Humam Motion Synthesis in 3D
Introduction
Data-driven modeling of human motions is ubiquitous in computer graphics and computer vision applications, such as synthesizing realistic motions [Shum et al. CAVW2014, Shum et al. CASA2013] or recognizing actions. Recent research has shown that such problems can be approached by learning a natural motion manifold using deep learning on a large amount data, to address the shortcomings of traditional data-driven approaches. However, previous deep learning methods can be sub-optimal for two reasons. First, the skeletal information has not been fully utilized for feature extraction. Second, motion is time-series data with strong multi-modal temporal correlations between frames. In this project, we propose a new deep network called Spatio-temporal Recurrent Neural Network (STRNN) [He et al. IEEE TVCG2021] to tackle these challenges by creating a natural motion manifold that is versatile for many applications. The network has a new spatial component for feature extraction. It is also equipped with a new batch prediction model that predicts a large number of frames at once, such that long-term temporally-based objective functions can be employed to correctly learn the motion multi-modality and variances. With our system, long-duration motions can be predicted/synthesized using an open-loop setup where the motion retains the dynamics accurately.

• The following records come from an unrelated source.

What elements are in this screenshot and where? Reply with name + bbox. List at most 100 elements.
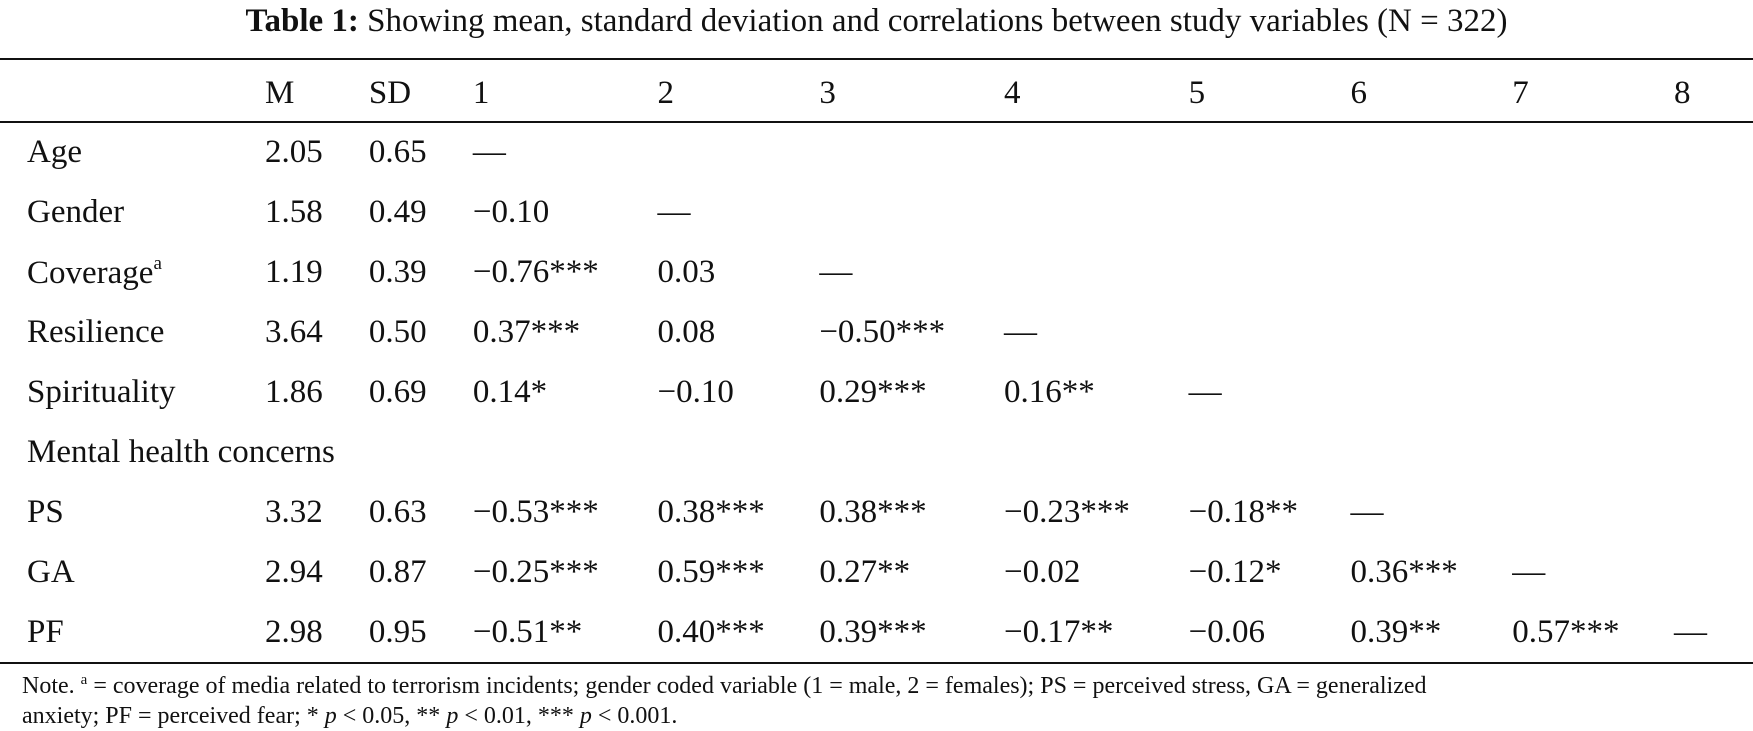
table-cell bbox=[1512, 482, 1674, 542]
row-label: PF bbox=[0, 602, 265, 662]
table-cell: 0.65 bbox=[368, 133, 427, 170]
table-cell bbox=[819, 182, 1004, 242]
table-cell: — bbox=[819, 253, 853, 290]
column-header-4: 2 bbox=[657, 74, 675, 111]
table-cell bbox=[1674, 122, 1753, 182]
table-cell: 0.49 bbox=[368, 193, 427, 230]
table-row: PF 2.98 0.95 −0.51** 0.40*** 0.39*** −0.17** −0… bbox=[0, 602, 1753, 662]
table-cell: — bbox=[1003, 313, 1037, 350]
table-cell: −0.18** bbox=[1188, 493, 1299, 530]
table-caption: Table 1: Showing mean, standard deviatio… bbox=[0, 0, 1753, 42]
table-cell: −0.50*** bbox=[819, 313, 946, 350]
table-body: Age 2.05 0.65 — Gender 1.58 0.49 −0.10 — Coverage… bbox=[0, 122, 1753, 662]
table-cell bbox=[1674, 242, 1753, 302]
table-cell bbox=[1512, 242, 1674, 302]
table-cell: −0.51** bbox=[472, 613, 583, 650]
table-cell bbox=[1189, 182, 1351, 242]
table-cell: 2.94 bbox=[264, 553, 323, 590]
table-note: Note. a = coverage of media related to t… bbox=[22, 665, 1750, 731]
table-cell: 0.03 bbox=[657, 253, 716, 290]
row-label: Gender bbox=[0, 182, 265, 242]
table-cell: 0.29*** bbox=[819, 373, 927, 410]
note-p1: p bbox=[324, 703, 337, 729]
bottom-rule bbox=[0, 662, 1753, 664]
row-label-text: Mental health concerns bbox=[27, 433, 335, 470]
table-cell: — bbox=[472, 133, 506, 170]
table-cell: 0.63 bbox=[368, 493, 427, 530]
table-cell: 0.40*** bbox=[657, 613, 765, 650]
column-header-6: 4 bbox=[1003, 74, 1021, 111]
table-cell: 1.86 bbox=[264, 373, 323, 410]
table-cell bbox=[1189, 242, 1351, 302]
table-cell bbox=[1512, 182, 1674, 242]
table-cell: 0.57*** bbox=[1512, 613, 1620, 650]
table-row: Resilience 3.64 0.50 0.37*** 0.08 −0.50*** — bbox=[0, 302, 1753, 362]
table-row: Mental health concerns bbox=[0, 422, 1753, 482]
table-cell: 0.08 bbox=[657, 313, 716, 350]
row-label-text: Spirituality bbox=[27, 373, 176, 410]
table-cell bbox=[1512, 362, 1674, 422]
table-cell bbox=[1189, 302, 1351, 362]
table-cell: 0.39 bbox=[368, 253, 427, 290]
table-cell: — bbox=[1512, 553, 1546, 590]
top-rule bbox=[0, 58, 1753, 60]
table-cell: −0.76*** bbox=[472, 253, 599, 290]
column-header-1: M bbox=[264, 74, 295, 111]
caption-text: Showing mean, standard deviation and cor… bbox=[367, 3, 1508, 39]
table-cell bbox=[1512, 122, 1674, 182]
column-header-5: 3 bbox=[819, 74, 836, 111]
table-cell bbox=[819, 122, 1004, 182]
column-header-9: 7 bbox=[1512, 74, 1529, 111]
table-cell: 0.14* bbox=[472, 373, 548, 410]
row-label: Resilience bbox=[0, 302, 265, 362]
table-cell bbox=[1674, 362, 1753, 422]
row-label-text: Gender bbox=[27, 193, 125, 230]
table-cell bbox=[1674, 182, 1753, 242]
row-label: Age bbox=[0, 122, 265, 182]
correlation-table: M SD 1 2 3 4 5 6 7 8 Age 2.05 0.65 — Gender 1.58 0.49 −0… bbox=[0, 64, 1753, 662]
table-cell: −0.06 bbox=[1188, 613, 1266, 650]
table-cell bbox=[1512, 302, 1674, 362]
column-header-7: 5 bbox=[1188, 74, 1206, 111]
note-line2-c: < 0.01, *** bbox=[458, 703, 580, 729]
table-cell: −0.12* bbox=[1188, 553, 1282, 590]
row-label-superscript: a bbox=[153, 252, 162, 274]
table-cell bbox=[1189, 122, 1351, 182]
note-line2-a: anxiety; PF = perceived fear; * bbox=[22, 703, 325, 729]
row-label: Coveragea bbox=[0, 242, 265, 302]
note-superscript: a bbox=[80, 672, 88, 688]
row-label: PS bbox=[0, 482, 265, 542]
table-cell: −0.23*** bbox=[1003, 493, 1130, 530]
table-cell: — bbox=[1674, 613, 1707, 650]
table-row: Spirituality 1.86 0.69 0.14* −0.10 0.29*** 0.1… bbox=[0, 362, 1753, 422]
table-cell: — bbox=[1188, 373, 1222, 410]
note-prefix: Note. bbox=[22, 673, 75, 699]
table-cell: 0.27** bbox=[819, 553, 911, 590]
table-cell bbox=[1674, 482, 1753, 542]
row-label-text: Coverage bbox=[27, 254, 154, 291]
table-cell: −0.02 bbox=[1003, 553, 1081, 590]
column-header-2: SD bbox=[368, 74, 412, 111]
table-cell: 0.95 bbox=[368, 613, 427, 650]
row-label: Spirituality bbox=[0, 362, 265, 422]
table-cell bbox=[1350, 242, 1512, 302]
table-cell: 0.38*** bbox=[657, 493, 765, 530]
table-cell: 1.58 bbox=[264, 193, 323, 230]
table-row: Age 2.05 0.65 — bbox=[0, 122, 1753, 182]
table-cell: 0.50 bbox=[368, 313, 427, 350]
table-cell: 2.98 bbox=[264, 613, 323, 650]
table-cell: 0.59*** bbox=[657, 553, 765, 590]
table-cell bbox=[1350, 362, 1512, 422]
table-cell bbox=[1004, 182, 1189, 242]
column-header-3: 1 bbox=[472, 74, 490, 111]
table-cell: 1.19 bbox=[264, 253, 323, 290]
table-cell: — bbox=[657, 193, 691, 230]
table-row: Coveragea 1.19 0.39 −0.76*** 0.03— bbox=[0, 242, 1753, 302]
note-line1: = coverage of media related to terrorism… bbox=[87, 673, 1427, 699]
table-cell: 0.37*** bbox=[472, 313, 581, 350]
table-cell: 0.87 bbox=[368, 553, 427, 590]
note-p3: p bbox=[579, 703, 592, 729]
row-label-text: Resilience bbox=[27, 313, 165, 350]
note-p2: p bbox=[446, 703, 459, 729]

We further present a novel diffusion convolutional recurrent predictor for spatial and temporal movement forecasting, with multi-step random walks traversing bidirectionally along an adaptive graph to model interdependency among body joints. In the temporal domain, existing methods rely on a single forward predictor with the produced motion deflecting to the drift route, which leads to error accumulations over time. We propose to supplement the forward predictor with a forward discriminator to alleviate such motion drift in the long term under adversarial training. The solution is further enhanced by a backward predictor and a backward discriminator to effectively reduce the error, such that the system can also look into the past to improve the prediction at early frames. The two-way spatial diffusion convolutions and two-way temporal predictors together form a quadruple network (Q-DCRN) [Men et al. IEEE TCSVT2021]. Furthermore, we train our framework by modeling the velocity from observed motion dynamics instead of static poses to predict future movements that effectively reduces the discontinuity problem at early prediction.